Details
- Established: 1885
- Location: Khartoum, Sudan
- Style: Neo-Ottoman
- Owned by: Government of Sudan

= Turkish graves (Khartoum) =

Historic cemetery for Ottoman governors in Sudan

The Turkish graves in Khartoum were built for Ottoman provincial governors of the Turkish Sudan in Neo-Ottoman style in the mid-19th century.

==History==
In his article about the graves, historian Andrew McGregor described "the complicated sequence of power politics in Egypt and in the Sudan, which 'explains' the existence of those two burial monuments in an area where most such monuments were destroyed after the Mahdi's conquest in 1885. These qubba-s are grave monuments of two nineteenth century Circassian governors-general of the Sudan in the service of Viceroy Muhammad 'Ali and his descendants. In the qubba-s can be seen the passing of an extraordinary age of Circassian prominence in the Nile Valley."

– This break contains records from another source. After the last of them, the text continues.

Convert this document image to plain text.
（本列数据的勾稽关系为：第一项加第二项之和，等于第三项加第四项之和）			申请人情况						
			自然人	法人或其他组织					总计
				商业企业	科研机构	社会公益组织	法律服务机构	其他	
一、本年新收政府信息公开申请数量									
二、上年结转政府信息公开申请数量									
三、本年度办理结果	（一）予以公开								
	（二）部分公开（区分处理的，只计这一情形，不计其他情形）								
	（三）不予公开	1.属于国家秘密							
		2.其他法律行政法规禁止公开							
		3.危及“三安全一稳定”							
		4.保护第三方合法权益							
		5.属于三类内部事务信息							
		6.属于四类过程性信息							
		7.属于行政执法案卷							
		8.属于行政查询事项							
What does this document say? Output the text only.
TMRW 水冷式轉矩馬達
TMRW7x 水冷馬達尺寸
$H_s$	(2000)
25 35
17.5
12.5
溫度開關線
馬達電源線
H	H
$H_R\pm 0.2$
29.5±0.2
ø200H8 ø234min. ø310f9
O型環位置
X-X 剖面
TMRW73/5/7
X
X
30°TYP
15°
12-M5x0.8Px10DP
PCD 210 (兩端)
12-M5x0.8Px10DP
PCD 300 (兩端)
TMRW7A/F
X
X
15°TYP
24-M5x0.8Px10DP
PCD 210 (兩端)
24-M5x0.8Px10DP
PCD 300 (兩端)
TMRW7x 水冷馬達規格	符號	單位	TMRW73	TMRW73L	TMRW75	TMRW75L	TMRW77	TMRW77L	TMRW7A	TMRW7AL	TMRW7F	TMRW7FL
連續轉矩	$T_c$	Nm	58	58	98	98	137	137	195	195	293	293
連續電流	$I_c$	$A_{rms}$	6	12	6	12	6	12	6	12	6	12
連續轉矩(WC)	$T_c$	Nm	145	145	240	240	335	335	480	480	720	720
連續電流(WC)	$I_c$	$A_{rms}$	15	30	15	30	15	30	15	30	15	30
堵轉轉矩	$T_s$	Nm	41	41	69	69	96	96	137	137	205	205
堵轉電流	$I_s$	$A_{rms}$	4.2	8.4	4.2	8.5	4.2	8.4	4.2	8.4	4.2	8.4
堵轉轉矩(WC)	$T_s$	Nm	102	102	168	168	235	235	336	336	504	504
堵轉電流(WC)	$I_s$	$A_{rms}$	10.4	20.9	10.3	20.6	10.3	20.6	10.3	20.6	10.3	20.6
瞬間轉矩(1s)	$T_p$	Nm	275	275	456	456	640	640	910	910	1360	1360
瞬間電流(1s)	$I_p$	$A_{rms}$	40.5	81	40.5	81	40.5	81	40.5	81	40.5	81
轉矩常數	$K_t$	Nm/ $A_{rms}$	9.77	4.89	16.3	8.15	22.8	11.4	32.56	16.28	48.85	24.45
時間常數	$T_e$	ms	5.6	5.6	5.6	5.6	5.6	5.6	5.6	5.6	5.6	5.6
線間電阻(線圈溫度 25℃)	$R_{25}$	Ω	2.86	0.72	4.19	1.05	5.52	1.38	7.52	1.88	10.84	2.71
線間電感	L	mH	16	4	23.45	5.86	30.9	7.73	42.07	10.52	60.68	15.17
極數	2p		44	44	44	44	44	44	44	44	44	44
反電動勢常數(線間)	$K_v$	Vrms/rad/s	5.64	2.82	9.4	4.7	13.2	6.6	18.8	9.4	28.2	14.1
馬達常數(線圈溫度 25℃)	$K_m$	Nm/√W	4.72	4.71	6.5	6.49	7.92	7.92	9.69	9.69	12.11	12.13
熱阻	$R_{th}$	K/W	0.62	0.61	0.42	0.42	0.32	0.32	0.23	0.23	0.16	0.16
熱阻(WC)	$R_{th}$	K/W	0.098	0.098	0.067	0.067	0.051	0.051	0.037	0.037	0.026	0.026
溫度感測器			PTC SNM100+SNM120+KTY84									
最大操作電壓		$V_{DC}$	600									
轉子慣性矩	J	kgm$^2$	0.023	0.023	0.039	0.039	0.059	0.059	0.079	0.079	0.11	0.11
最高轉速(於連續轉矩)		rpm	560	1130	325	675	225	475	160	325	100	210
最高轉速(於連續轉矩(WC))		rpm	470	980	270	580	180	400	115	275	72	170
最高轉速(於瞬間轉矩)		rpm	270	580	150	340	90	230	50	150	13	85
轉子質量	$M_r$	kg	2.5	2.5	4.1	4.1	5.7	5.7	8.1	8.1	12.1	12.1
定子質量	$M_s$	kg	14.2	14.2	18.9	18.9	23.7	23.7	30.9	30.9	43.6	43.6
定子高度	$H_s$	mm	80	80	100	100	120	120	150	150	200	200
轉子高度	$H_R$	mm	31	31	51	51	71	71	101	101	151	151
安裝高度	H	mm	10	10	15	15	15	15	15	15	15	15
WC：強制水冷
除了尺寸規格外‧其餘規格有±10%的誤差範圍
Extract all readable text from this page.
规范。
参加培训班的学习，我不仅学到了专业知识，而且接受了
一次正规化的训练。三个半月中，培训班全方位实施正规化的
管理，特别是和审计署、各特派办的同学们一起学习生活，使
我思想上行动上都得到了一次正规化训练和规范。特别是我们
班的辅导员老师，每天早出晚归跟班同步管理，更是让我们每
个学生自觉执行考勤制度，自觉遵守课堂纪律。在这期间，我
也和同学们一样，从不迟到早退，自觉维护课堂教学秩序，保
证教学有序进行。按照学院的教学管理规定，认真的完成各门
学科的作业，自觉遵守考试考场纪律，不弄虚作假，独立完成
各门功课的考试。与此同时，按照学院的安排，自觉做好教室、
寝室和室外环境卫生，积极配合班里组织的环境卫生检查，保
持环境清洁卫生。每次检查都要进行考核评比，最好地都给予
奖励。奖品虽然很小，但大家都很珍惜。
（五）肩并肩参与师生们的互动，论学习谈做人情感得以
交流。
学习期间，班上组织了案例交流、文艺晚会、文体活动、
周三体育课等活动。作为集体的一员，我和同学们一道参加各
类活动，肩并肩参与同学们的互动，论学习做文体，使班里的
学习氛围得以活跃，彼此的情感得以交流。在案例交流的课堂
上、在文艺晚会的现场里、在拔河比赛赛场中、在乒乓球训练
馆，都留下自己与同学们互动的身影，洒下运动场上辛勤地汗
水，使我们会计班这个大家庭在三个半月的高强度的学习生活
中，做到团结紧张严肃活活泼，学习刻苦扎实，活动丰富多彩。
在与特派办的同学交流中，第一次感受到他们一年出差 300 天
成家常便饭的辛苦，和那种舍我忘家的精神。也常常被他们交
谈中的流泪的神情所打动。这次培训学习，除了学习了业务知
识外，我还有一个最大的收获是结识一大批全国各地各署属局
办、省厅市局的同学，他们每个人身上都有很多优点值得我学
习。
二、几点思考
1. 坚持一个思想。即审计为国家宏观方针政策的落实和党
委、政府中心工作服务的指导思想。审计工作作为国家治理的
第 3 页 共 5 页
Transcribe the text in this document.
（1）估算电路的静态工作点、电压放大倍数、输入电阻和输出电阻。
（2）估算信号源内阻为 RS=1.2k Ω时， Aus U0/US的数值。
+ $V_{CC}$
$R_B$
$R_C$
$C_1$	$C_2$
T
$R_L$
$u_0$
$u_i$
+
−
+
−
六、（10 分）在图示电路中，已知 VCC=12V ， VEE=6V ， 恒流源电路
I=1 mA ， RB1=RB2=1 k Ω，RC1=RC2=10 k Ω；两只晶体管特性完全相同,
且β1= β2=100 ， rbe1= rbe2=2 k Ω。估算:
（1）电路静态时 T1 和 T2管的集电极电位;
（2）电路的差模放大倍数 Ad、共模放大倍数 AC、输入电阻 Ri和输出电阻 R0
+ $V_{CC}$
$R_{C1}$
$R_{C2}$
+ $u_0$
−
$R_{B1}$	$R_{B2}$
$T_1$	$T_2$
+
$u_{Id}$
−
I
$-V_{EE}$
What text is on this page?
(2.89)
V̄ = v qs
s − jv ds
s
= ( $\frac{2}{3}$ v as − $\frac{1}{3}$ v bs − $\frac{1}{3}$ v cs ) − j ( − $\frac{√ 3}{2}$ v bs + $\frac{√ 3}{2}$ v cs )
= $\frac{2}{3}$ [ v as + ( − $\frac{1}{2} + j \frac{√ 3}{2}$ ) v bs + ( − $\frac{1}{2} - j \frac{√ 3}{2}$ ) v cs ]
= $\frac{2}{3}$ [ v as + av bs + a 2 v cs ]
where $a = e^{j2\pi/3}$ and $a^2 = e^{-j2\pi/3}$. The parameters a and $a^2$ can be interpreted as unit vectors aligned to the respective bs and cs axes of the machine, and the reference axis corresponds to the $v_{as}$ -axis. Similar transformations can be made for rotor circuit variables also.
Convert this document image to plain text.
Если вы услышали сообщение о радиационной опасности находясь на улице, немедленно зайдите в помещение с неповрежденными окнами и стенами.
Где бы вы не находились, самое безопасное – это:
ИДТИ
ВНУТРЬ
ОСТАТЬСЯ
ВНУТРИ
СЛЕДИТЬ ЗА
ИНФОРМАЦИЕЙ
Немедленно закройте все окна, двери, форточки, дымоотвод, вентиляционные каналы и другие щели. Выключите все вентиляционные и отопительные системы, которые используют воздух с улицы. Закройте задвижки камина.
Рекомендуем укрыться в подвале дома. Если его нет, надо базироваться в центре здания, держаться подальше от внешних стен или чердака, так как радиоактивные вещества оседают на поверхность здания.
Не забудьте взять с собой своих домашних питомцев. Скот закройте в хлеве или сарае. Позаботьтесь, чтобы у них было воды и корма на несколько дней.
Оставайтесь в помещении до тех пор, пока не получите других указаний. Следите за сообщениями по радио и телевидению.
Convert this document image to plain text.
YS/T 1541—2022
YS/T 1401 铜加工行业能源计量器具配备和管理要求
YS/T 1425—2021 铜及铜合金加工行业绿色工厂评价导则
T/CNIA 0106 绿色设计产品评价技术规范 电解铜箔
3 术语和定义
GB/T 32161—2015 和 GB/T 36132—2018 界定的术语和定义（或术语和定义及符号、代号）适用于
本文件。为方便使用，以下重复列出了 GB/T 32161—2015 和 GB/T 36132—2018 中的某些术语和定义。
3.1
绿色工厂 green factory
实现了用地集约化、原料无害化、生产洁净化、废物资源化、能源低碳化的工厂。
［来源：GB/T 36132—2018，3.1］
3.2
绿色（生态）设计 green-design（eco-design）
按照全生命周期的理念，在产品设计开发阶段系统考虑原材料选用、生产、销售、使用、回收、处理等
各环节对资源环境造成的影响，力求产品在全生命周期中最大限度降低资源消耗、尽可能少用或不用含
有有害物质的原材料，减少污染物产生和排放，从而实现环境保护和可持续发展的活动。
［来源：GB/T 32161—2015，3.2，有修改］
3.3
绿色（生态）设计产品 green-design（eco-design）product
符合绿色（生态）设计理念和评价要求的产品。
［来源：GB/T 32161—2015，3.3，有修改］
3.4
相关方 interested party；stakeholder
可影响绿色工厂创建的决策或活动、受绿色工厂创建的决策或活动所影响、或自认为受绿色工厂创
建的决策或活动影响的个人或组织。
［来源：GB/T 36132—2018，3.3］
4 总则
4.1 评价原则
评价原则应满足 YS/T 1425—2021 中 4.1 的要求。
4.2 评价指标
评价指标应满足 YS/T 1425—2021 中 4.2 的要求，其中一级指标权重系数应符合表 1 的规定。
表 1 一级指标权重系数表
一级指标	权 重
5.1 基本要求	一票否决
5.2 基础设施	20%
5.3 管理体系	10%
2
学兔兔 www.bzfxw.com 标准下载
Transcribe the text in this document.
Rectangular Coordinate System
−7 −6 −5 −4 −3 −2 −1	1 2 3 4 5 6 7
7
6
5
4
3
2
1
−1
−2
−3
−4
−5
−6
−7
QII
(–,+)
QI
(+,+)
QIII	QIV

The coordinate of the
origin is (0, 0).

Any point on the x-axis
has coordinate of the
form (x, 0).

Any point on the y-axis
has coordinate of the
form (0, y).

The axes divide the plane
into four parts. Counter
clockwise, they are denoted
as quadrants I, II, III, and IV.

The eastern dome or qubba marks the grave of Ahmad Pasha Abu Widan, who ruled the country in 1839 and died in 1843. Under the western qubba are buried Ahmad Pasha al-Munikili, who ruled from 1844 to 1845, and Musa Pasha Hamdi, who ruled from 1862 to 1865, and there is a small tomb for one of his family members.

In the open part of the enclosure, Muhammad Pasha Mumtaz was buried, as well as a group of Sudanese officers in the Egyptian army, including Adam Pasha Al-Arifi, Almaz Pasha Muhammad, and there is a tomb for Ibrahim Bey Marzouq, an Egyptian writer.